[Religion and Art in Ancient Greece by Ernest Arthur Gardner]@TWC D-Link book
Religion and Art in Ancient Greece

CHAPTER I
10/15

On Greek vases we see the same notion expressed as in the _Eumenides_, when a god or goddess is represented as actually present beside the statue to which a sacrifice or prayer is being offered.
In such a stage of religious belief or imagination it is clearly of high importance that the image of any deity should be pleasing to that deity, and thereby attract his presence and serve as a ready channel of communication with him.

From the point of view of art, it would seem at first sight that the result would be a desire to make the image as beautiful as possible, and as worthy an embodiment of the deity as the sculptor could devise.

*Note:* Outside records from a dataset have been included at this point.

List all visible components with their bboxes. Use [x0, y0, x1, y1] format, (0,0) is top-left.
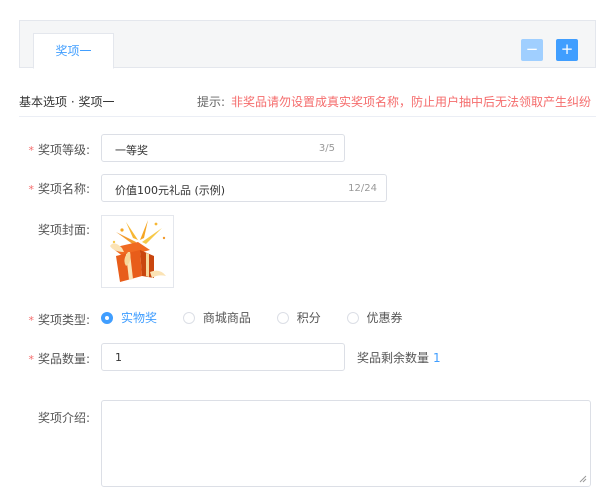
- radio-unchecked-icon: [182, 311, 195, 324]
- radio-checked-icon: [101, 311, 113, 324]
- prize-level-label: * 奖项等级:: [0, 141, 90, 158]
- radio-points[interactable]: 积分: [276, 309, 321, 326]
- prize-name-value: 价值100元礼品 (示例): [115, 184, 226, 197]
- add-prize-button[interactable]: +: [556, 39, 578, 61]
- radio-unchecked-icon: [276, 311, 289, 324]
- prize-type-radio-group: 实物奖 商城商品 积分 优惠券: [101, 309, 425, 327]
- prize-level-counter: 3/5: [318, 143, 335, 154]
- prize-quantity-input[interactable]: 1: [101, 343, 345, 371]
- required-mark: *: [28, 314, 34, 327]
- remaining-quantity-label: 奖品剩余数量: [357, 351, 430, 365]
- resize-handle-icon[interactable]: [579, 475, 587, 483]
- required-mark: *: [28, 183, 34, 196]
- radio-physical-prize[interactable]: 实物奖: [101, 309, 157, 326]
- prize-level-value: 一等奖: [115, 144, 148, 157]
- section-divider: [19, 116, 596, 117]
- tab-prize-1[interactable]: 奖项一: [33, 33, 114, 69]
- prize-intro-label: 奖项介绍:: [37, 411, 90, 425]
- prize-tab-bar: 奖项一 − +: [19, 20, 596, 69]
- radio-physical-prize-label: 实物奖: [121, 311, 158, 325]
- gift-box-icon: [110, 220, 166, 282]
- hint-label: 提示:: [197, 95, 226, 109]
- prize-level-input[interactable]: 一等奖 3/5: [101, 134, 345, 162]
- prize-cover-image[interactable]: [101, 215, 174, 288]
- hint-text: 非奖品请勿设置成真实奖项名称，防止用户抽中后无法领取产生纠纷: [231, 95, 592, 109]
- prize-name-input[interactable]: 价值100元礼品 (示例) 12/24: [101, 174, 387, 202]
- prize-name-counter: 12/24: [348, 183, 377, 194]
- prize-cover-label: 奖项封面:: [37, 223, 90, 237]
- prize-name-label-text: 奖项名称:: [37, 182, 90, 196]
- remaining-quantity: 奖品剩余数量 1: [357, 349, 441, 366]
- prize-intro-textarea[interactable]: [101, 400, 591, 487]
- remaining-quantity-value: 1: [433, 351, 441, 365]
- prize-quantity-value: 1: [115, 351, 122, 364]
- prize-level-label-text: 奖项等级:: [37, 143, 90, 157]
- radio-coupon-label: 优惠券: [366, 311, 403, 325]
- required-mark: *: [28, 353, 34, 366]
- radio-mall-product[interactable]: 商城商品: [182, 309, 251, 326]
- prize-name-label: * 奖项名称:: [0, 180, 90, 197]
- hint-message: 提示: 非奖品请勿设置成真实奖项名称，防止用户抽中后无法领取产生纠纷: [197, 93, 591, 110]
- prize-type-label: * 奖项类型:: [0, 311, 90, 328]
- radio-points-label: 积分: [296, 311, 321, 325]
- prize-type-label-text: 奖项类型:: [37, 313, 90, 327]
- radio-unchecked-icon: [346, 311, 359, 324]
- breadcrumb: 基本选项 · 奖项一: [19, 95, 115, 109]
- radio-mall-product-label: 商城商品: [202, 311, 251, 325]
- remove-prize-button[interactable]: −: [521, 39, 543, 61]
- radio-coupon[interactable]: 优惠券: [346, 309, 403, 326]
- prize-quantity-label: * 奖品数量:: [0, 350, 90, 367]
- required-mark: *: [28, 144, 34, 157]
- prize-quantity-label-text: 奖品数量:: [37, 352, 90, 366]
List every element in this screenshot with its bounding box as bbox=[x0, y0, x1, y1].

This doubtless was the result in the finest period of art in Greece, and it involved, as we shall see, a great deal of reciprocal influence on the part of religion and art.

But in earlier times the case is not so simple; and even in statues of the fifth century it is not easy to understand the conditions under which the sculptor worked without some reference to the historical development that lay behind him.
Before the rise of sculpture in Greece, images of the gods, some of them only rudely anthropomorphic, had long been objects of worship; and it was by no means safe in religious matters to depart too rashly from the forms consecrated by tradition.

This was partly owing to the feeling that when a certain form had been accepted, and a certain means of communication had worked for a long time satisfactorily, it was a dangerous thing to make a change which might not be agreeable to the powers concerned, and which might, so to speak, break the established connection.